In this post, I’ll show you how to make Pfefferbeisser yourself. They are straightforward to make, taste spectacular and are great to take along as a snack or for the perfect snack.
The literal translation for Pfefferbeisser is “pepper bites”. They are a cured cold smoked sausage with pepper as the main spice.
Here you can find the complete Pfefferbeisser recipe as a video or to read through.
Have fun and good luck! I would be happy if you leave me a comment if you succeeded.
Making your own Pfefferbeisser – What do you need?
INGREDIENTS PER 1 KG Pfefferbeisser
- 75 % pork shoulder (750g)
- 25 % pork backfat (250g)
SPICES PER KG OF MEAT
- 21.5 g salt
- 2.5 g Cure #1
- 3 g white pepper
- 3 g black pepper
- 2 g paprika
- 1 g garlic powder
- 1 g mace
Equipment for making Pfefferbeisser
You need a meat grinder to “grind” the meat. The meat is chopped into small chunks with it.
Spice grinder / mortar
To grind your spices, it is best to use a spice mill. Alternatively, a mortar is also suitable. Or you can use already ground spices. I recommend to grind them yourself.
Sausage filler / attachment for the meat grinder / hand filling funnel
You need this to get your meat mass into the casing. For starters, a filler attachment for your meat grinder or a hand filler funnel will work for this.

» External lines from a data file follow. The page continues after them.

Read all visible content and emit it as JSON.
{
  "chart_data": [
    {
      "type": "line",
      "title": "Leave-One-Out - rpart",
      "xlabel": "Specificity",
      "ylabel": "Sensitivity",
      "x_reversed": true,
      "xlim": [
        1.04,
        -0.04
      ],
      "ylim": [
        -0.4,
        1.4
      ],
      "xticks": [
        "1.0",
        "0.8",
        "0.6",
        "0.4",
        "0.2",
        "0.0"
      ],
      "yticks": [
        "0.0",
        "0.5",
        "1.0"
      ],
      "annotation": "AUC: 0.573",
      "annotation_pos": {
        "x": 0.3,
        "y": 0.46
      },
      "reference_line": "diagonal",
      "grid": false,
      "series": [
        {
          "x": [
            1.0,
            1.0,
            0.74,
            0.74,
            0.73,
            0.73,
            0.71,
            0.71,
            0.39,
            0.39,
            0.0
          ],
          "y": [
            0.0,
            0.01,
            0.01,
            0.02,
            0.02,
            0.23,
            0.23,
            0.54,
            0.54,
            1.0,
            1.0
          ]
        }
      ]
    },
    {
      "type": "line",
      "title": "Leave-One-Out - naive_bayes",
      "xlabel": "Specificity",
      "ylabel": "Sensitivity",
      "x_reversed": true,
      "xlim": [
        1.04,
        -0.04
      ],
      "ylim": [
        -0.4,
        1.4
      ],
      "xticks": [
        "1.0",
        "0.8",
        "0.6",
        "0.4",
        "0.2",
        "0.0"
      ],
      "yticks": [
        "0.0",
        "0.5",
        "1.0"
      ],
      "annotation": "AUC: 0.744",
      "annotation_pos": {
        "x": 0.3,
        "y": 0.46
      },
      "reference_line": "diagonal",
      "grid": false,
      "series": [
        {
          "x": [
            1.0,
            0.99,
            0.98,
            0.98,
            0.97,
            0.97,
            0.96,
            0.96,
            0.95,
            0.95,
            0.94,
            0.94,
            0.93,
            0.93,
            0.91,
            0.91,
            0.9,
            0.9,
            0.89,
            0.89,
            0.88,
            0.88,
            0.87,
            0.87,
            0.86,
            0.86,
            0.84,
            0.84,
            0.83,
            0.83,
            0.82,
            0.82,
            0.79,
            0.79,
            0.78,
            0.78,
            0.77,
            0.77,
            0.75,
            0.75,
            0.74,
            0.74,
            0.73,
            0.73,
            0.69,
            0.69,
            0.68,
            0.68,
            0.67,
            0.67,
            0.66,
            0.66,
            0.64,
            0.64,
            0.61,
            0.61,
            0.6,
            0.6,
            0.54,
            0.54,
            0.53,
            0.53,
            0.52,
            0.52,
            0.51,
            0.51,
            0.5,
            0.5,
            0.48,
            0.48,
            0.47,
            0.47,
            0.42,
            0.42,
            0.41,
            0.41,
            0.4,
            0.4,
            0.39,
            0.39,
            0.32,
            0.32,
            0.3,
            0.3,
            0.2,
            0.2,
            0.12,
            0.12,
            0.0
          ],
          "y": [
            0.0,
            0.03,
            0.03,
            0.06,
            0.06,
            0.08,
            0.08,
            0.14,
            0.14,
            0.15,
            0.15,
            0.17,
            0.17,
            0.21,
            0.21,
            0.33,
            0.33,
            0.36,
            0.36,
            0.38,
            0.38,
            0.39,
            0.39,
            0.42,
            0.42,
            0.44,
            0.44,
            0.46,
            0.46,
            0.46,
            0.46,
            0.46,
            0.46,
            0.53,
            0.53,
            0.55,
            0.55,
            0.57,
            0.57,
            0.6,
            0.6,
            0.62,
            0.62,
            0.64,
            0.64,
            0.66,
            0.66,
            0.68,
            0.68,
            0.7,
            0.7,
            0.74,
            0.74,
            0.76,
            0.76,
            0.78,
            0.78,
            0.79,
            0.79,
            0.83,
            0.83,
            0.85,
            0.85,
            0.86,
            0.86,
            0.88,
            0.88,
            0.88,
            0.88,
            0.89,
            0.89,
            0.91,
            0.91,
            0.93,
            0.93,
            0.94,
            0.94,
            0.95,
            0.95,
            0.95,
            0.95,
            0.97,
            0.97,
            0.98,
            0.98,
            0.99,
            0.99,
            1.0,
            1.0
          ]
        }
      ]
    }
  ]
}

I use this one.
For filling your mass you need natural casings. I use here a sheep saitling caliber 22/24.
You need the smoker to smoke your pepper bites.
Cold smoke generator and smoking flour
The cold smoke generator burns for about 12 hours. This saves you to constantly refill the smoking flour.

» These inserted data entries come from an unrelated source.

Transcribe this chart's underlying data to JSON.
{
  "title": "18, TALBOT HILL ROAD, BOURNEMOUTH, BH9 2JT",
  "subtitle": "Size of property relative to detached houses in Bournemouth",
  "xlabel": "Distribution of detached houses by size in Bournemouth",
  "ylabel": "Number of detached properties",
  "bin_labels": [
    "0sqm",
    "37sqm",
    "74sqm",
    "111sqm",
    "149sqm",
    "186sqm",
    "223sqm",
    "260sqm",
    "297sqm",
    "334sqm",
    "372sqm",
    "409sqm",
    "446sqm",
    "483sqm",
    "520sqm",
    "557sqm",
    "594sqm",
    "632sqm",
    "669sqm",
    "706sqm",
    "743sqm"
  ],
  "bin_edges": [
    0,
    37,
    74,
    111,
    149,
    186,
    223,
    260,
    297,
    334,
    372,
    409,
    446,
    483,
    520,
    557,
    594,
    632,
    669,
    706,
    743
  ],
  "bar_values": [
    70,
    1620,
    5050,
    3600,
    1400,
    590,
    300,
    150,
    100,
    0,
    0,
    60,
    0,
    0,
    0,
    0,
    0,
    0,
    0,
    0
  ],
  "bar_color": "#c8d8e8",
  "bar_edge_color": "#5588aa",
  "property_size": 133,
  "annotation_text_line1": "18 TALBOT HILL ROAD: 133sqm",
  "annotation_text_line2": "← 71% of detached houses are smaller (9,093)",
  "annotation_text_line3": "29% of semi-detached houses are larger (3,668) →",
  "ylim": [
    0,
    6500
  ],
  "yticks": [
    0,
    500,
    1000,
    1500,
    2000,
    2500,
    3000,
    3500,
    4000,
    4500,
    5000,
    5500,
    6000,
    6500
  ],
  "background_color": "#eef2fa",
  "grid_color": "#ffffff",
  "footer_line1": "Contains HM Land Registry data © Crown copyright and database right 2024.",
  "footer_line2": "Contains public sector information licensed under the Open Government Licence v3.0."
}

Making Pfefferbeisser – Step-By-Step Instructions
1. Cut your meat and back fat into strips. The size varies depending on how big your meat grinder is. The bigger the grinder, the bigger your pieces of meat can be.
2. Put the meat in the freezer for 1-2 hours. This will help later on with the grinding process and the temperature.
3. Grind your spices into a fine powder. If you want, you can also grind some pepper coarsely and add it later on.
4. Now it’s time to grind the meat. Depending on how coarse you want your final sausage meat, you can use different perforated discs here.
I use the medium perforated disc (4.5 mm).
5. Add the spices, the salt and the Cure #1 to the meat mass.
6. Mix the mass to a firm sausage meat. You can do this either by hand or with a machine with a dough hook.
7. You can fill the mass into the casings. Make sure that not much air gets into the casings. I use sheep saitling caliber 22/24.
8. Now it is time to link them. You can decide for yourself how big your Pfefferbeisser should be. Simply twist off one sausage by spinning it away from you, then leave one out and then spin it again.
9. Hang the Pfefferbeisser at room temperature 20 -25 °C (68 – 77 °F) and let them ferment for 24 hours. The humidity should be around 80%. You can spray them with water from time to time and hang a damp towel next to them.
10. You can now hang them in the smoker and cold smoke. I made 2 passes here. That means 12 hours of smoke and 12 hours of no smoke each pass. The temperature should ideally be between 15 and 20 degrees Celsius (59 F° – 68 F°).
11. After the second pass, the Pfefferbeisser will have a nice color. If you want them firmer, you can also let them ripen and dry for a few more days. Enjoy them.
What is the shelf life of Pfefferbeisser?
As they are cured, they can be kept for several months. They will dry out even more so you need to vacuum seal them to stop this. As always, the important thing is to see-smell-taste!.
Hi I am currently making a batch of Pfefferbeisser and am curious about the cold smoking process. I am using a smoke tube that uses pellets to generate the cold smoke rather than a maze that uses sawdust, as you’ve done. The tube provides about 4 hours of cold smoke rather than 12, but the smoke it much thicker and more intense than with a sawdust maze. I am curious if I should still follow the 12 hours on/12 hours off smoke method. I fear that I may over-smoke my Pfefferbeisser and make them bitter. I have already used the smoke tube for 8 total hours of cold smoking and the Pfefferbeisser are already dark red and smell quite smokey. Would it be ok to just dry them from here on out? I tried to follow your method exactly, and purchased a spiral sawdust maze that produces a thinner smoke for a longer time, but I could not get it to stay lit. Thanks so much!
Yes you can do this. Just do 4hours – 4hours rest – 4 hours – rest until you like it. However if you can achieve a longer milder smoke this will typically yield a better result.